According to Smith, there was only one faculty member on the trip.

“The university normally has four to five administrators travel with the group, but mysteriously, they all decided at the last minute not to travel with the group,” she said. “If someone tests positive for the virus upon returning from this trip, it will be hard to keep this under wraps…I feel that the U.S. deserves to know that a large university is not looking out for the safety of its students.”
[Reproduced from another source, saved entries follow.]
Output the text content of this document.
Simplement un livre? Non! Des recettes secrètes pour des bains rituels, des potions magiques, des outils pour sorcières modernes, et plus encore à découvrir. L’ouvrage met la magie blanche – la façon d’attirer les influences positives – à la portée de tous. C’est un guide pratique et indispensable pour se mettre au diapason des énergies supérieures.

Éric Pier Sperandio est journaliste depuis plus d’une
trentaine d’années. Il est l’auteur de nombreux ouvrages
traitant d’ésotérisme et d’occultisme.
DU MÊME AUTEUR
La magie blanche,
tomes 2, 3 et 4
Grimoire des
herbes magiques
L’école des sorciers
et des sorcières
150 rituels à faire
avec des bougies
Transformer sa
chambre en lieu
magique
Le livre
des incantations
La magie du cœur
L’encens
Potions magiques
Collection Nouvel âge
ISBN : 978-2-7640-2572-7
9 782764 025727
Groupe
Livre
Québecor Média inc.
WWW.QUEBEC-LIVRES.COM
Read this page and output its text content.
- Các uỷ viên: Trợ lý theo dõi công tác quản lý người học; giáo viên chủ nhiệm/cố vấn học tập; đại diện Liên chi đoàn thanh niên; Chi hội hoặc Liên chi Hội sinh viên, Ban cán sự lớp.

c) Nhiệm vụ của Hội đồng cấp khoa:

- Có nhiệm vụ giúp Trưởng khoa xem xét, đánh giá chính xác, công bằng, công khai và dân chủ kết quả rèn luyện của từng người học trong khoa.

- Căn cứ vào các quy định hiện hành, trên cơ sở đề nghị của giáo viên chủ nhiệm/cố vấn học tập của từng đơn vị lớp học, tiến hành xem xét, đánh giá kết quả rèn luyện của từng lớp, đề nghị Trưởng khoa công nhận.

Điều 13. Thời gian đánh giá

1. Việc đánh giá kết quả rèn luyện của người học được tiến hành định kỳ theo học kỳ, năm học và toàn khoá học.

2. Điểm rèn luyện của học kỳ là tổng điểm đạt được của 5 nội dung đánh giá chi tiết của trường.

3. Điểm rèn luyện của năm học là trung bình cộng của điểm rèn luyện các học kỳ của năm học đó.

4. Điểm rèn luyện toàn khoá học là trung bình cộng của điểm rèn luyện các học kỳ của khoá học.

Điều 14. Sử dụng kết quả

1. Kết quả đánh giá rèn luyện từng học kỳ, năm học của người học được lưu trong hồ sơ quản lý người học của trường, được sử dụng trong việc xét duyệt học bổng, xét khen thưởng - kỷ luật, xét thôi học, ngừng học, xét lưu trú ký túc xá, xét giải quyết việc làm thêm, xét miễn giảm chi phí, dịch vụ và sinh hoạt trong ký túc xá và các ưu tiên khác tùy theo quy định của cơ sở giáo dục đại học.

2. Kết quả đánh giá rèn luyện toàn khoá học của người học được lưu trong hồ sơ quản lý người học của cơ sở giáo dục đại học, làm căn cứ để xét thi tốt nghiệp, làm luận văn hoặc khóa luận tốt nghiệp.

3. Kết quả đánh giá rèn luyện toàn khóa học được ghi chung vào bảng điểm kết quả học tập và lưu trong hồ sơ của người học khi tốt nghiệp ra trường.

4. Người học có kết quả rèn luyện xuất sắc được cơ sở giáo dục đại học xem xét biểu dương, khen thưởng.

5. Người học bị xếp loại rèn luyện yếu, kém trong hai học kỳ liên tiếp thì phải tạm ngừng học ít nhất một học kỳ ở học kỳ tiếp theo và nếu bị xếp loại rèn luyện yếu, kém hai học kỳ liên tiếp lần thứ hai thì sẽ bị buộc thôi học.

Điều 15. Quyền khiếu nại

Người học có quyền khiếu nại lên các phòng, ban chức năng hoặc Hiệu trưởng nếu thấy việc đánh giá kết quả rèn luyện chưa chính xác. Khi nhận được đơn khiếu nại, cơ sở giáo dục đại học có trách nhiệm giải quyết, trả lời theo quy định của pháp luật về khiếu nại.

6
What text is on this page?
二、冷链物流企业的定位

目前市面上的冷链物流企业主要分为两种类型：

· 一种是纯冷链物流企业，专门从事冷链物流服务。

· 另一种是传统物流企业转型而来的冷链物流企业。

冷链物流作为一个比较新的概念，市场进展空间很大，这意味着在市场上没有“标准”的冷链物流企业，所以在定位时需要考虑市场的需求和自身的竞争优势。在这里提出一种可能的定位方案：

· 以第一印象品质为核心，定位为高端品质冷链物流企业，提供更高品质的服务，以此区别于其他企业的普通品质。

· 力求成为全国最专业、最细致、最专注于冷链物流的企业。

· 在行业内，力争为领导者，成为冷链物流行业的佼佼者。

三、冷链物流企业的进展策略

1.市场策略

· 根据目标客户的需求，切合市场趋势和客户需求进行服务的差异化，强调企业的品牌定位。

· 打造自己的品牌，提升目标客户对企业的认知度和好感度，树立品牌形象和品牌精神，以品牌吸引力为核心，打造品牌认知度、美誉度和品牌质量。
The school responded with a statement on its policies and procedures about safety:

“University officials carefully monitor federal and other guidance, including information provided by the World Health Organization, Department of State, and Centers for Disease Control and Prevention. The University and UA System have comprehensive plans to address issues that may affect our student populations, including infectious disease. Plans address travelers and include comprehensive traveler notification and assistance services in the countries in which they are traveling.”​

We reached out to the University of Alabama dean for comment and, as of Thursday morning, have not yet received a response.

“I just want my family back together and safe, no coronavirus,” Smith said.

This article has been updated to reflect that Robert Smith is a graduate student at the University of Alabama.